Starting in second grade, I took a school bus from my middle-class neighborhood to downtown Louisville, Ky., where my grade school was surrounded by public housing projects, as part of an effort to desegregate schools. The year I started there, I was identified as “gifted” and put in a separate, accelerated class where my classmates were mostly other white boys and girls from the suburbs.
In 1975, the school system in Louisville had launched the district-wide “Advance Program,” which offered an enriched curriculum, just as the desegregation plan went into effect. All Louisville schools were required to have a mix of black and white students so that the number of black students never fell below or rose above a certain cutoff. (It varied over the years, but the range was around 20 percent to 40 percent.) In the Advance program, however, the rules didn’t apply because classroom assignments within schools were exempt. The percentage of black students in the gifted program was 11 percent.
I had the choice to leave the school in fourth grade, as did my suburban peers, but most of us stayed on at our inner city school because our parents liked the program so much. From second grade until my senior year in high school, my classes never had more than two black students at a time.
I would like to think that I’m smart, but it’s also clear that economic privilege and racial prejudice had as much—if not more—to do with admission to the Advance Program as intelligence. In the course of against the school district in the 1990s, the school district was required to produce data from the program. The numbers showed that black students in Louisville who took the Advance Program admission test were much less likely to be recommended to join the program than white children, even if they scored in the top percentile. In fact, more than two-thirds of black middle and high school students who did well on the tests were denied entrance to the program by the teachers and counselors who made the final determinations, while only a third of white kids were rejected.

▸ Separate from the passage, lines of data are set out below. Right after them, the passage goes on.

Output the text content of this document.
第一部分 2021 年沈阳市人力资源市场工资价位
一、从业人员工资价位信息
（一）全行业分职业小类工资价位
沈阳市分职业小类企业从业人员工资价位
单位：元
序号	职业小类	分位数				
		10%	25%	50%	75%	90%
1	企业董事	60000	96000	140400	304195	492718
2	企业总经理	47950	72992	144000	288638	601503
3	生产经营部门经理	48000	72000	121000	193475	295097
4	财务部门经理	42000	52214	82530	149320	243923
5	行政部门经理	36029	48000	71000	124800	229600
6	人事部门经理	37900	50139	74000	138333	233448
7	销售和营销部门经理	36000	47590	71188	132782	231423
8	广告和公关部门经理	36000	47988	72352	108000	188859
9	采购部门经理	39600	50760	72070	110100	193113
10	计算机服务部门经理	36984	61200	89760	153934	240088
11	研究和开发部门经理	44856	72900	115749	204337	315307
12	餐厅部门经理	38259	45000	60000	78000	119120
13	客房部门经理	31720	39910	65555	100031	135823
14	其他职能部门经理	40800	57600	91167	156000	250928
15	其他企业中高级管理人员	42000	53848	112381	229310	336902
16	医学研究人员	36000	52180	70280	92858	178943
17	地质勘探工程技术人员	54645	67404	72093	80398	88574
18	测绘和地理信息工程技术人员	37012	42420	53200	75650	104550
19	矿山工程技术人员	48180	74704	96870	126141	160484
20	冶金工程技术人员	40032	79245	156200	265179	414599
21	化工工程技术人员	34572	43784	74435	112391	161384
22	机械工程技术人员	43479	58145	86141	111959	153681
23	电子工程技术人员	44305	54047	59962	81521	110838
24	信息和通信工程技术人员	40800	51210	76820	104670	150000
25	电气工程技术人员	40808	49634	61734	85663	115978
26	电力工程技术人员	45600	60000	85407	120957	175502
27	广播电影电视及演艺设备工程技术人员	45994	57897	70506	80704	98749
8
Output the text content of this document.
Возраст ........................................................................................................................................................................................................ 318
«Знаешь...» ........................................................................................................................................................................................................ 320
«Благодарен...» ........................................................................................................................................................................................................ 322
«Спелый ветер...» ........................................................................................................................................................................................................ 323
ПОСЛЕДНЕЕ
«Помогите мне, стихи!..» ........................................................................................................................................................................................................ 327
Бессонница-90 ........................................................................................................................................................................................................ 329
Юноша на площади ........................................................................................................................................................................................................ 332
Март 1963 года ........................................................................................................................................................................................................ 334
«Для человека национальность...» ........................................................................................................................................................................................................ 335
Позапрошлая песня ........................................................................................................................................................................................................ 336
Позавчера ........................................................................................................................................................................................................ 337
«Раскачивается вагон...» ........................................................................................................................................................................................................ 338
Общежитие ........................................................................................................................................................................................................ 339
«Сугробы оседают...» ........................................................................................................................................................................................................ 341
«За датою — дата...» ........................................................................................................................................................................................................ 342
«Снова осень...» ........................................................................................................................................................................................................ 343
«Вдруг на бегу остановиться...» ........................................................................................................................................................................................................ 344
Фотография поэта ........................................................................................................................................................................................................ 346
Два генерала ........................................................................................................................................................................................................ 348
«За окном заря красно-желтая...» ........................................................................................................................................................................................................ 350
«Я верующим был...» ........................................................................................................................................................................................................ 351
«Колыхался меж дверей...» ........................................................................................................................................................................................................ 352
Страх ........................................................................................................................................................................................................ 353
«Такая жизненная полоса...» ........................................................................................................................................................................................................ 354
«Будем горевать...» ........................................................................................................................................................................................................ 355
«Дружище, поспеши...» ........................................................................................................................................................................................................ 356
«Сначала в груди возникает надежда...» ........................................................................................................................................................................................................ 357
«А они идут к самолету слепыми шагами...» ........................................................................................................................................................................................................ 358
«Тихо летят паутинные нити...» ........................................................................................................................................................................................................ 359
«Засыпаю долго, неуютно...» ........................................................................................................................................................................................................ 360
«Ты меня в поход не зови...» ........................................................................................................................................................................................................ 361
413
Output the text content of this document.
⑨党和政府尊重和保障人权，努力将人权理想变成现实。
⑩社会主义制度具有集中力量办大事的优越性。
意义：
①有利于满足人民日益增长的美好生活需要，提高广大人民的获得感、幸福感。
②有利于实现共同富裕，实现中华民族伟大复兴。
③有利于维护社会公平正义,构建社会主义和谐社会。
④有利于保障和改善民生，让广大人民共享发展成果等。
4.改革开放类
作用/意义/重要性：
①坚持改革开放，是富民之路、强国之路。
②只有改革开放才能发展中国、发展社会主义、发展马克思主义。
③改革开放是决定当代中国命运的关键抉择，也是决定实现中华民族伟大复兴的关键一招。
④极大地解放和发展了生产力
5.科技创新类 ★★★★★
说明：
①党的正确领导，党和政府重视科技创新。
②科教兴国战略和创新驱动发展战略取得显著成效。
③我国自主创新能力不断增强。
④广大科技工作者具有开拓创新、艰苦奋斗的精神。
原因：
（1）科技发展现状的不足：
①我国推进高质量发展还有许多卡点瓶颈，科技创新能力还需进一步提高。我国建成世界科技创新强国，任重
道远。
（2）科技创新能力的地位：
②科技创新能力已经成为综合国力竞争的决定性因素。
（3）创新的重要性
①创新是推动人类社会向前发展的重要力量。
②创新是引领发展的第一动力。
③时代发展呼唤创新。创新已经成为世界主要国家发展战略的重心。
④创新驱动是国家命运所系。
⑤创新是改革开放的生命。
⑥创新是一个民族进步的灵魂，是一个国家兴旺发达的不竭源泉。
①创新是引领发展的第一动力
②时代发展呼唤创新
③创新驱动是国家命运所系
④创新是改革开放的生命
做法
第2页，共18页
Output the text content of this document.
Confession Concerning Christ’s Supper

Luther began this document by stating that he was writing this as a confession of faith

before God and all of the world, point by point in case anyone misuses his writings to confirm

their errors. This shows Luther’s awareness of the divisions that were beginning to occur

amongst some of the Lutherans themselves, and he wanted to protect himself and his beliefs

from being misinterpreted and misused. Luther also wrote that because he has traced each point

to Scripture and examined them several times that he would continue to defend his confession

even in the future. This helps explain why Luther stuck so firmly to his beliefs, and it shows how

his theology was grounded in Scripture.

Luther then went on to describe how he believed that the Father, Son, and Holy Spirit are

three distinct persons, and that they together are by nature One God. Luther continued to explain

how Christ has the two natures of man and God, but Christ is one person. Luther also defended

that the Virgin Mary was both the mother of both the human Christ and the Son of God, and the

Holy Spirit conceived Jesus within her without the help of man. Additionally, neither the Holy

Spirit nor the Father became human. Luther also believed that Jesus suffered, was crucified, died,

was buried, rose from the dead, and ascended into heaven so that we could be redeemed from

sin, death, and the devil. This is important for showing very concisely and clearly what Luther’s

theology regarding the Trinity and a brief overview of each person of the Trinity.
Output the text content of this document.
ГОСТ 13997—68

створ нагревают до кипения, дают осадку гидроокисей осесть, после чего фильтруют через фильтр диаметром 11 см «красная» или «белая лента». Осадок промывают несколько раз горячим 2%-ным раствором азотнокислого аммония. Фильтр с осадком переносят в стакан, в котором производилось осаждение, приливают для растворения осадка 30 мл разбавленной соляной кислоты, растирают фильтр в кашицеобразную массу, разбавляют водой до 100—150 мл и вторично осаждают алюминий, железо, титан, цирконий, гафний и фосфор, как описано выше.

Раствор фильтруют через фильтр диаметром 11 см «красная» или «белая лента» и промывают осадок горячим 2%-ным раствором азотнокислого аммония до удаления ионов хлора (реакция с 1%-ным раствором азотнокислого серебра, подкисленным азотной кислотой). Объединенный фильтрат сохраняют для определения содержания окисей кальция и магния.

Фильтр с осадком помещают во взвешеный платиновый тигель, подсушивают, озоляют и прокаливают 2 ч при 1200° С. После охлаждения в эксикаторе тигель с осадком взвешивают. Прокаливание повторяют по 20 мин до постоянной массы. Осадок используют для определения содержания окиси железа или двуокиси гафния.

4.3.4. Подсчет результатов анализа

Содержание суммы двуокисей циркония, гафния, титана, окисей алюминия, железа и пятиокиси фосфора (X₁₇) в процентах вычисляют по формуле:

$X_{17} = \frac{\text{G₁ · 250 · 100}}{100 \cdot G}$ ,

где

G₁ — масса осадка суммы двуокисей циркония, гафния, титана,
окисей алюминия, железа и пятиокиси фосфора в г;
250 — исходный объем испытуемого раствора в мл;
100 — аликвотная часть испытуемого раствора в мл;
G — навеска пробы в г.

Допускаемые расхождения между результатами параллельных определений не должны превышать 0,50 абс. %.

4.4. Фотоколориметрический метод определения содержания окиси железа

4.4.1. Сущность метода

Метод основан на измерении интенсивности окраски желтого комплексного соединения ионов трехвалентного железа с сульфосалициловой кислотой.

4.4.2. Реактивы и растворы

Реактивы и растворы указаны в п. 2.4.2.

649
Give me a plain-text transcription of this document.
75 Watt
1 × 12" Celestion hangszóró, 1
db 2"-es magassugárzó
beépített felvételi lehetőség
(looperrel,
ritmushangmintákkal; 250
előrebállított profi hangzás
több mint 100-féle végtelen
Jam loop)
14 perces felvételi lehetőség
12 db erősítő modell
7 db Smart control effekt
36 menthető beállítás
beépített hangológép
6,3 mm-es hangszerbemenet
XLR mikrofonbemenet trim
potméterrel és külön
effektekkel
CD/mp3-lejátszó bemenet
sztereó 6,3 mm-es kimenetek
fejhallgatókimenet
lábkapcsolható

Gifted and talented programs have been the target of criticism ever since the concept took hold in the 1970s as huge demographic changes were transforming urban school districts. White, middle-class families were fleeing to the suburbs. Like magnet schools, accelerated programs for gifted students were attractive to many of these families and provided a way to counteract this flight and maintain diversity in city school systems. The problem was that gifted programs tended to foster racial separation inside schools, undermining the very goal they were supposed to support.